Newton’s Method for Nonlinear Equations

Newton’s method is a powerful iterative algorithm used to find the roots (or solutions) of differentiable functions. It relies on local linearization to approximate the roots. While it’s commonly applied to single-variable functions, it can also be extended to systems of n differentiable functions in n variables.

Here’s how it works:

  1. Evaluation of Jacobian Matrix and Function Vector:

  • Given a system of nonlinear equations F(X) = 0, where F(X) is a vector function and X is a vector of variables, we start by evaluating the Jacobian matrix J(X) and the function vector F(X).

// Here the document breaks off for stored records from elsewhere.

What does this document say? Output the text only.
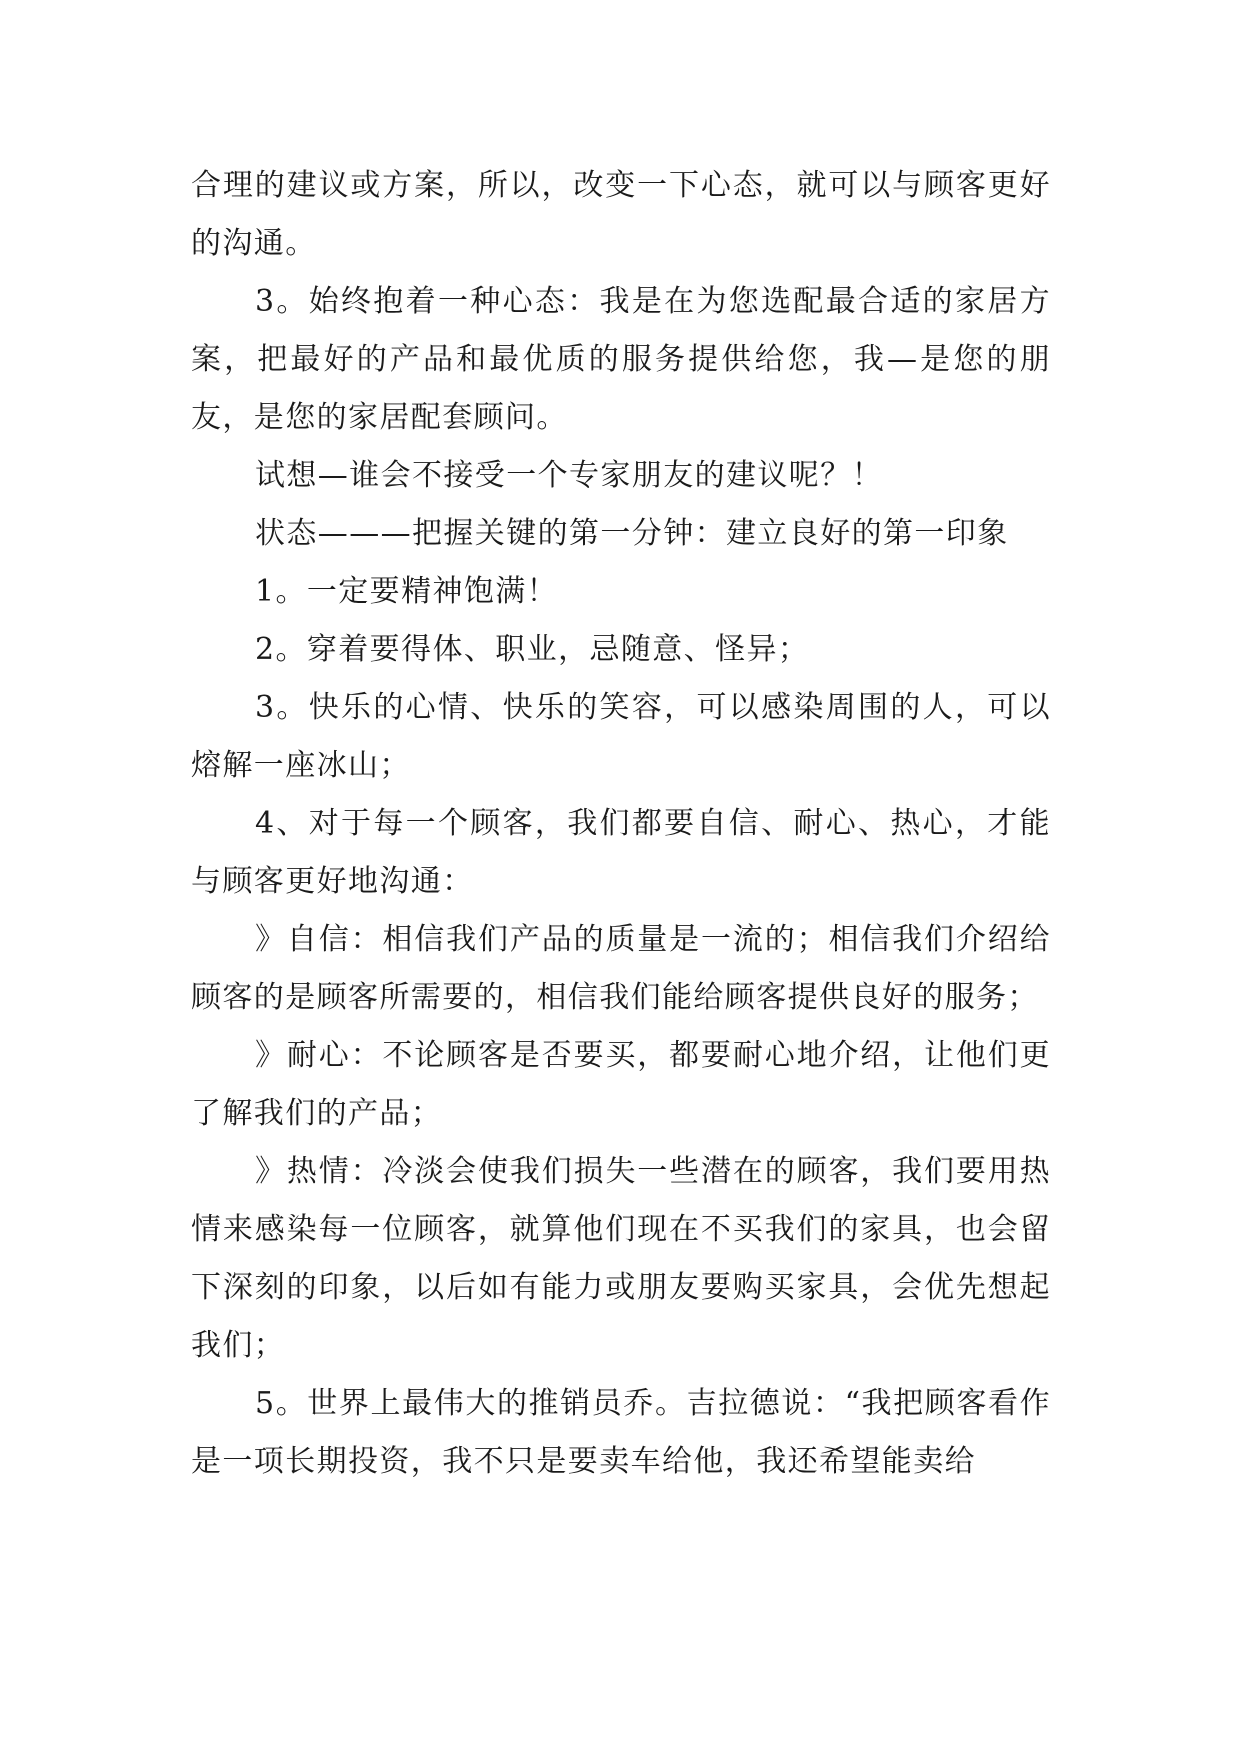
合理的建议或方案，所以，改变一下心态，就可以与顾客更好的沟通。

3。始终抱着一种心态：我是在为您选配最合适的家居方案，把最好的产品和最优质的服务提供给您，我—是您的朋友，是您的家居配套顾问。

试想—谁会不接受一个专家朋友的建议呢？！

状态———把握关键的第一分钟：建立良好的第一印象

1。一定要精神饱满！

2。穿着要得体、职业，忌随意、怪异；

3。快乐的心情、快乐的笑容，可以感染周围的人，可以熔解一座冰山；

4、对于每一个顾客，我们都要自信、耐心、热心，才能与顾客更好地沟通：

》自信：相信我们产品的质量是一流的；相信我们介绍给顾客的是顾客所需要的，相信我们能给顾客提供良好的服务；

》耐心：不论顾客是否要买，都要耐心地介绍，让他们更了解我们的产品；

》热情：冷淡会使我们损失一些潜在的顾客，我们要用热情来感染每一位顾客，就算他们现在不买我们的家具，也会留下深刻的印象，以后如有能力或朋友要购买家具，会优先想起我们；

5。世界上最伟大的推销员乔。吉拉德说：“我把顾客看作是一项长期投资，我不只是要卖车给他，我还希望能卖给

  • The Jacobian matrix contains partial derivatives of each component of F(X) with respect to the variables in X.

  1. Update Step:

  • We solve the linear system of equations: J(X) · ΔX = -F(X), where ΔX represents the update to the variables.

  • The goal is to find the correction ΔX that brings us closer to the root.

  1. Update Variables:

  • Update the variables: X = X + ΔX.

  • Repeat steps 1 and 2 until convergence (when F(X) approaches zero or a specified tolerance).

  1. Convergence and Basins of Attraction:

  • The points found through iteration of Newton’s method correspond to distinct components of the Fatou set.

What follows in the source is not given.